Otomotiv basını da zor günler bekliyor.

Otomotiv sektörü bu dar boğazı yaşarken ilk darbeyi otomotiv basını yiyor. İlan, sponsorluk ve özel haber çalışması vb. projelerini anında askıya almak zorunda kalan sektör, otomotiv yayıncılığının da olumsuz etkilenmesine yol açtı. Bu ay 3-4 aylık otomobil dergisinin çıkmayacağını yolunda duyumlar aldım. Bazı meslektaşlarımız basılı yayıncılıktan dijital yayıncılığa geçti. Basılacak kağıt bulmak zorlaştı, bulunan kağıt en az yüzde 30 zamlandı. Vadeler 90 günden 1 güne indi… Dergi maliyetleri totalde yüzde 50 oranında arttı.  Bu şekilde giderse 4-5 aylık derginin daha dijital yayıncılığa geçeceği konuşuluyor. İki büyük kurumsal dergi grubunun bir çok yayınla birlikte “otomobil dergilerini” de kapatmak için birbirlerini kolladıklarını yıllardır biliyoruz. Küçük yayın grupları için nisbeten daha “yapılabilir” olarak gözüken “otomobil yayıncılığı” büyük gruplar için her zaman “kambur” olarak görülmüştür. İşte o “kambur” bu mali şartlar altında daha çekilmez hale gelmiş olabilir… Günlük gazetelerin otomotiv ekleri neredeyse hiç çıkmayacak gibi. Mevcut hafta sonu eklerinin bile geleceği tehlikede. Çünkü Türkiye olarak kağıdı yurtdışından ya Dolar ya da Euro olarak alıyoruz. Tabloya bakınca işimiz gerçekten “Allah’a kalmış” gibi duruyor…

Bütün bunlar bir tarafa, bu şartlar altında iletişim yapmaya çalışan, yoklukta ortaya çıkan markalar kısa ve uzun vadede kazanacağı gerçeğini de unutmamamız lazım. Sektörde hep, krizlerde kendi içine çekilen değil varlığını göstermek isteyen markaların kazançlı çıktığını yıllarca gördük…

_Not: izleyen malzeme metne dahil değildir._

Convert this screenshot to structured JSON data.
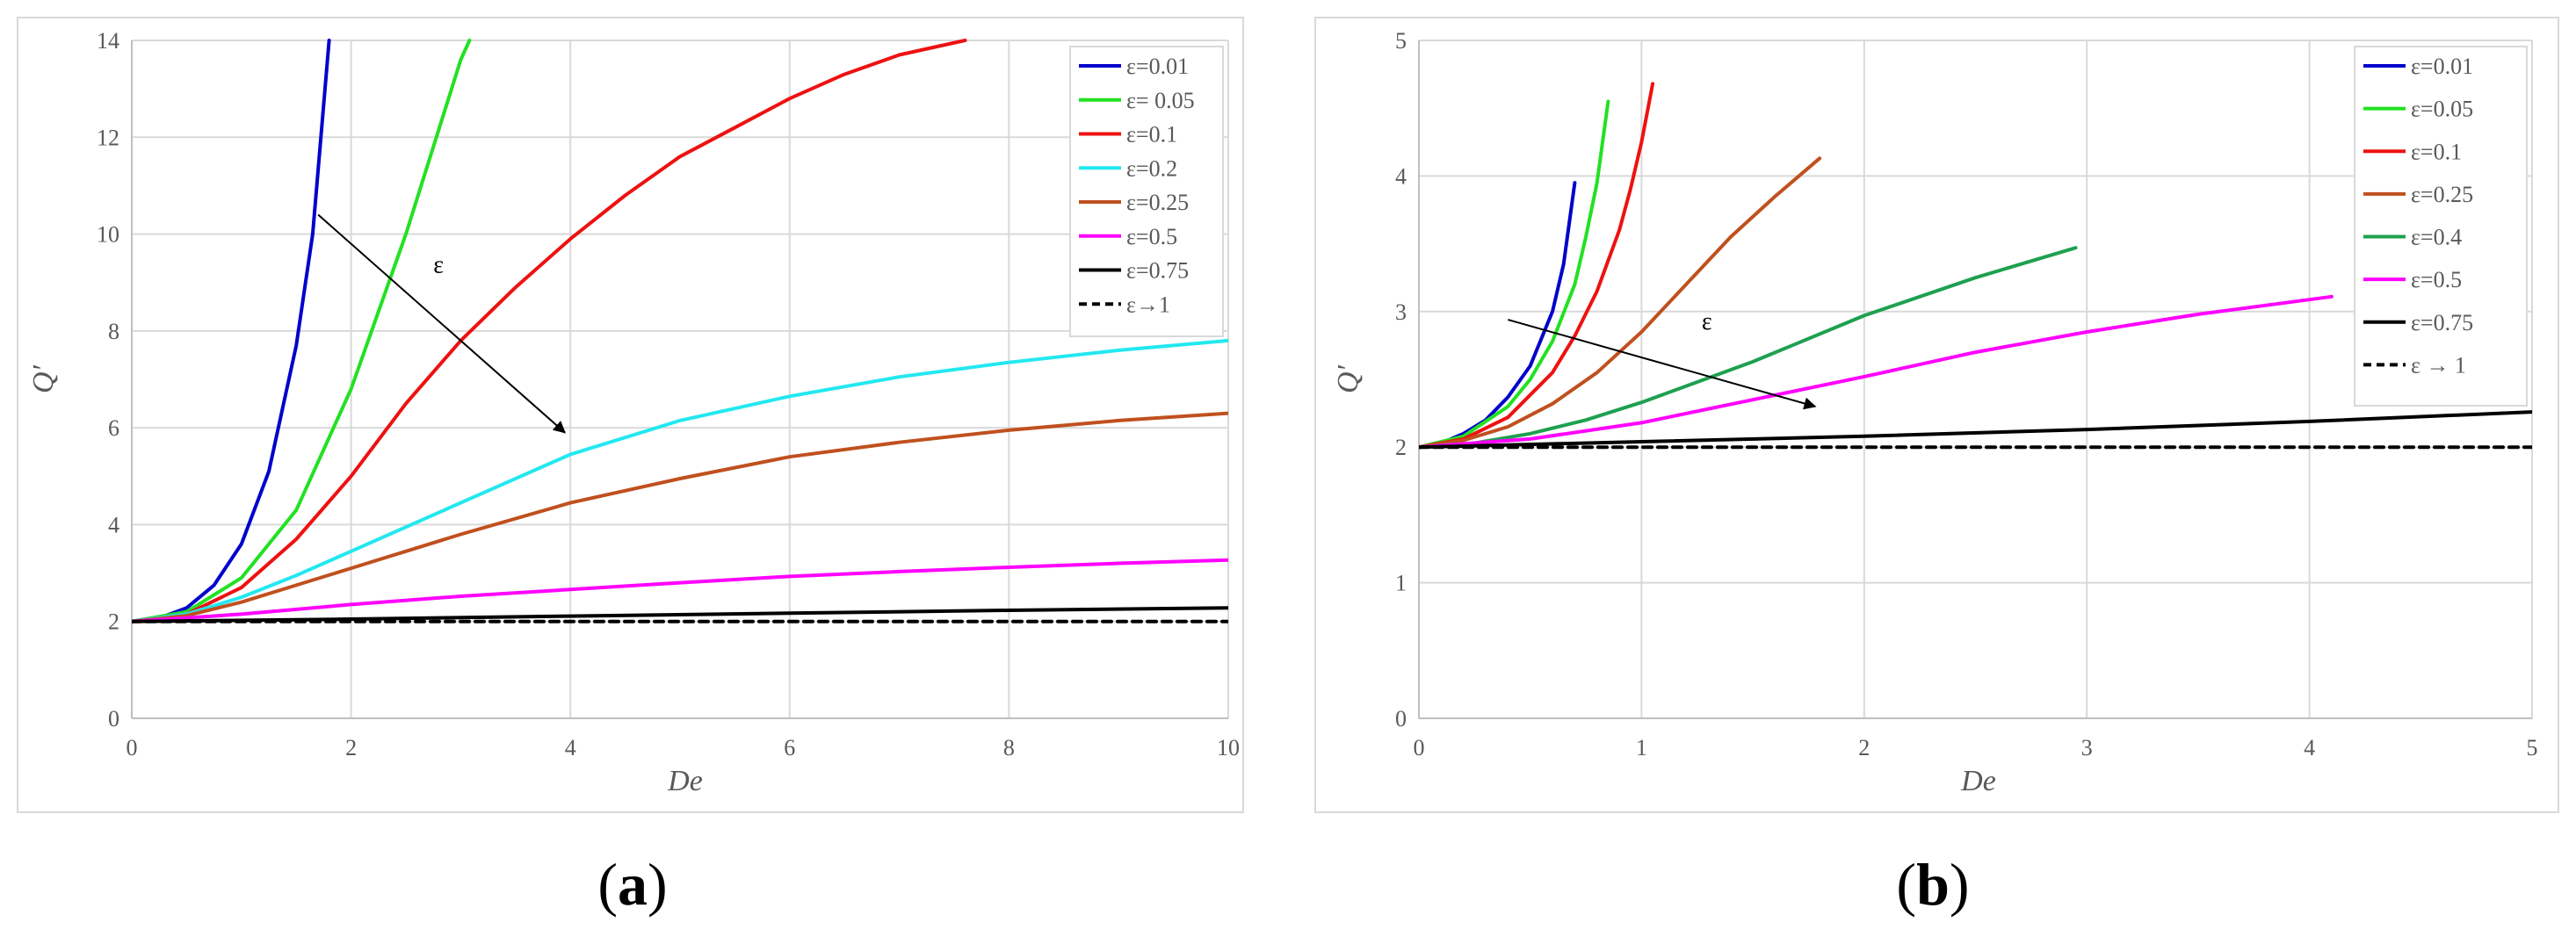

Son bir not; bu olumsuzlar da önce filo kiralama sektörünü etkiledi. İlk Fleetcorp iflas etti. Şimdi Derindere Filo Kiralama’nın  (DRD) zor durumda olduğu ve iflas edeceği konuşuluyor. Bu gidişle otomotiv sektörünün en büyük alıcısı olan filo kiralamada da sıkça iflas haberlerini yapacağız.